Collective efforts, focused on specific issues, have demonstrated success in countering the PRC’s tactics. The US and other like-minded countries have taken greater steps to strengthen regional networks in recent years. Those include the creation of the Quad (US, India, Japan, Australia); the "SQUAD" (US, Japan, Australia and the Philippines); and a series of trilaterals including AUKUS (US, Australia, UK), US–Australia–Japan, US – South Korea – Japan and US–Japan–Philippines.
Those so-called ‘minilaterals’ are typically task-oriented and more conducive to reaching consensus. That helps to overcome the shortcomings of large-scale multilateralism, which hasn’t always proved effective on defence and security issues.
For example, in 2024, Second Thomas Shoal became the most dangerous flashpoint in the South China Sea as Beijing forcibly tried to stop the Philippines resupplying its outpost. However, diplomatic and practical support provided to the Philippines by the US, Japan, Australia and others helped to alter Beijing’s momentum. China was faced with a deteriorating situation that it was unable to control. A compromise was agreed, which has, for the time being, helped to preserve a fragile status quo.
The PRC has responded negatively to minilateralism (further demonstrating the utility of that strategy), as it has to most democratic-led partnerships. Foreign affairs and defence spokespersons in Beijing regularly speak out against minilateralism, which they paint as the formation of ‘exclusive blocs along ideological lines’. Beijing is engaging regional countries through the framework of its Global Security Initiative, which is designed to offer alternative models for regional security that purposefully don’t involve the US or ‘exclusive cliques’.
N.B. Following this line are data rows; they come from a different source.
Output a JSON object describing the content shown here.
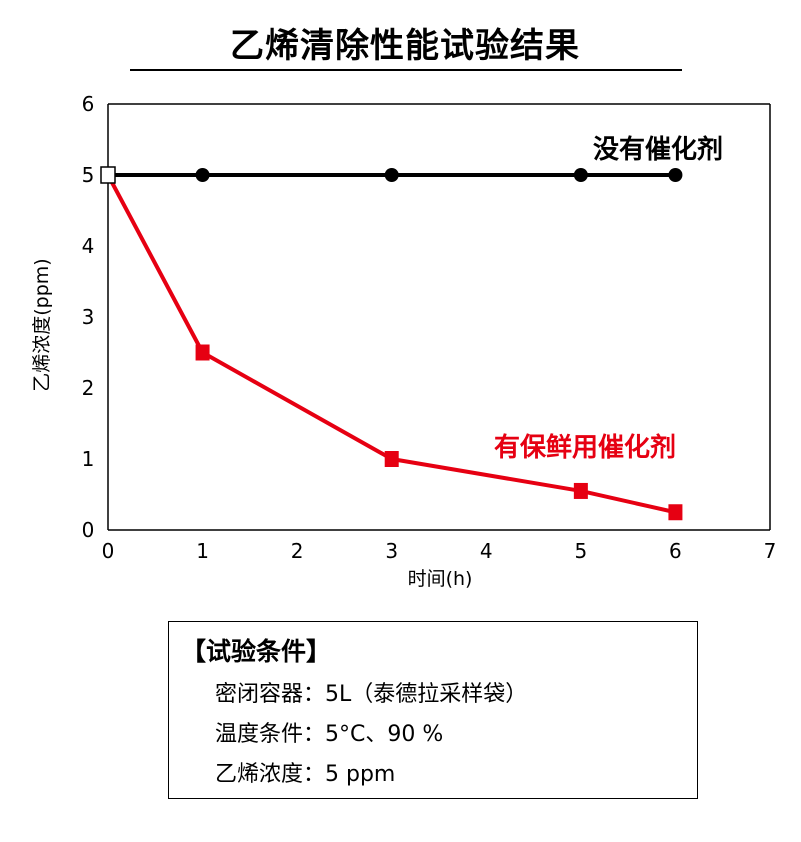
{
  "title": "乙烯清除性能试验结果",
  "chart_data": {
    "type": "line",
    "title": "乙烯清除性能试验结果",
    "xlabel": "时间(h)",
    "ylabel": "乙烯浓度(ppm)",
    "xlim": [
      0,
      7
    ],
    "ylim": [
      0,
      6
    ],
    "x_ticks": [
      "0",
      "1",
      "2",
      "3",
      "4",
      "5",
      "6",
      "7"
    ],
    "y_ticks": [
      "0",
      "1",
      "2",
      "3",
      "4",
      "5",
      "6"
    ],
    "grid": false,
    "series": [
      {
        "name": "没有催化剂",
        "color": "#000000",
        "marker": "circle",
        "x": [
          0,
          1,
          3,
          5,
          6
        ],
        "y": [
          5,
          5,
          5,
          5,
          5
        ]
      },
      {
        "name": "有保鲜用催化剂",
        "color": "#e60012",
        "marker": "square",
        "x": [
          0,
          1,
          3,
          5,
          6
        ],
        "y": [
          5,
          2.5,
          1.0,
          0.55,
          0.25
        ]
      }
    ]
  },
  "conditions": {
    "heading": "【试验条件】",
    "lines": [
      "密闭容器：5L（泰德拉采样袋）",
      "温度条件：5°C、90 %",
      "乙烯浓度：5 ppm"
    ]
  }
}
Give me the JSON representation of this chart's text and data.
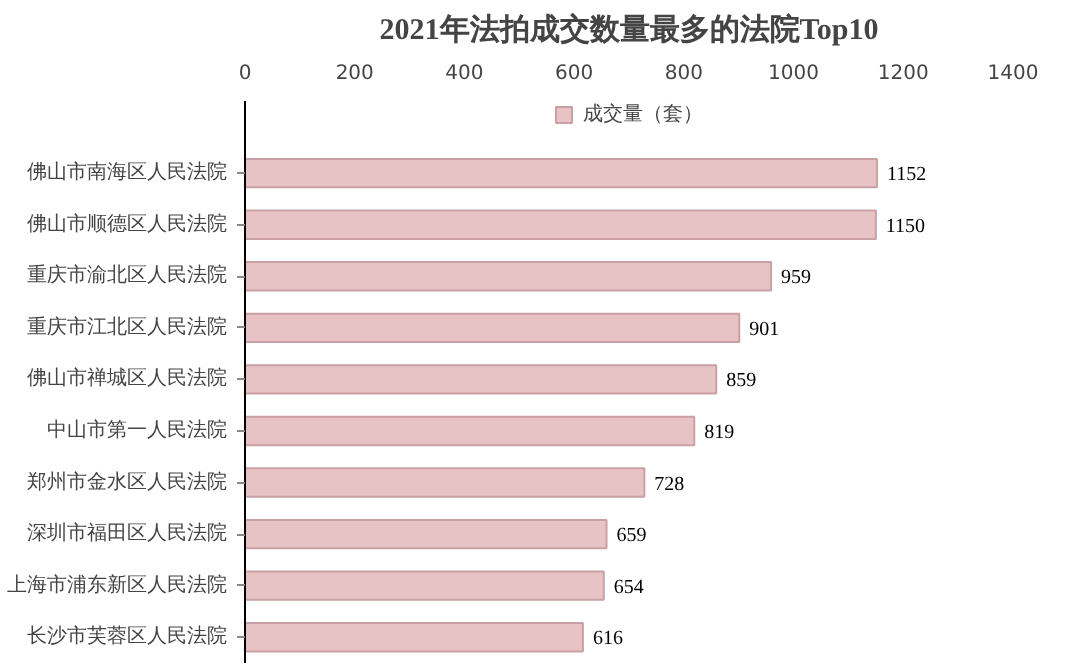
{
  "chart_data": {
    "type": "bar",
    "orientation": "horizontal",
    "title": "2021年法拍成交数量最多的法院Top10",
    "categories": [
      "佛山市南海区人民法院",
      "佛山市顺德区人民法院",
      "重庆市渝北区人民法院",
      "重庆市江北区人民法院",
      "佛山市禅城区人民法院",
      "中山市第一人民法院",
      "郑州市金水区人民法院",
      "深圳市福田区人民法院",
      "上海市浦东新区人民法院",
      "长沙市芙蓉区人民法院"
    ],
    "series": [
      {
        "name": "成交量（套）",
        "color": "#e8c3c6",
        "values": [
          1152,
          1150,
          959,
          901,
          859,
          819,
          728,
          659,
          654,
          616
        ]
      }
    ],
    "xlim": [
      0,
      1400
    ],
    "xticks": [
      0,
      200,
      400,
      600,
      800,
      1000,
      1200,
      1400
    ],
    "data_labels": true,
    "legend": "top",
    "grid": false
  }
}
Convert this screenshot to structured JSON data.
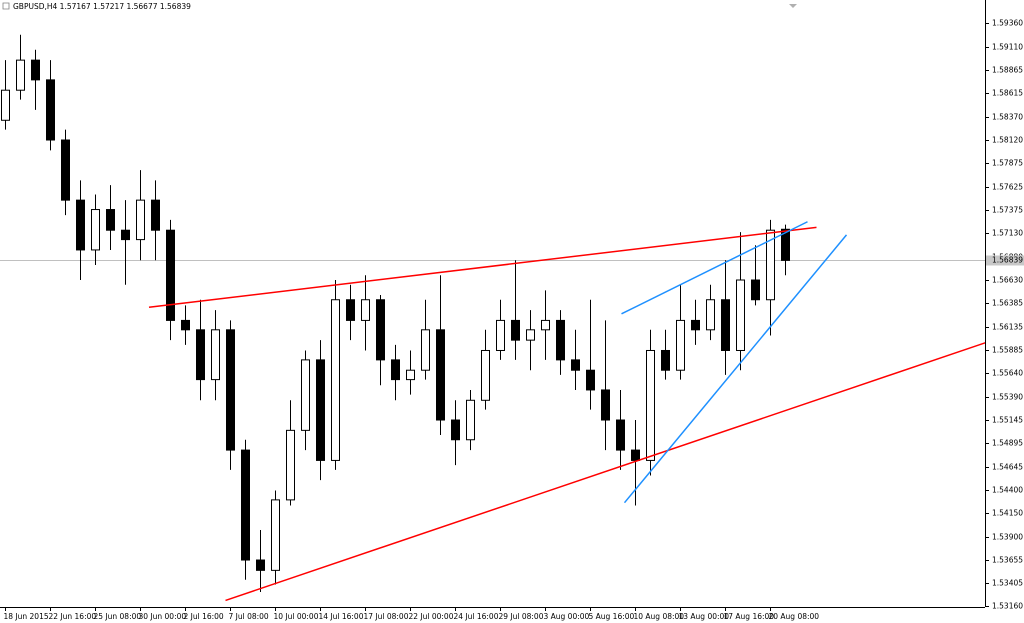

The new US administration may create problems for minilateralism and policymakers. However, there are also opportunities to expand and strengthen regional minilateral frameworks. That includes engaging more with Indonesia and Vietnam outside of the ASEAN framework as they look to manage engagement with China in the South China Sea. European countries and the European Union have also demonstrated continued interest in Indo-Pacific security: more countries sent warships to the region in 2024 than in the past.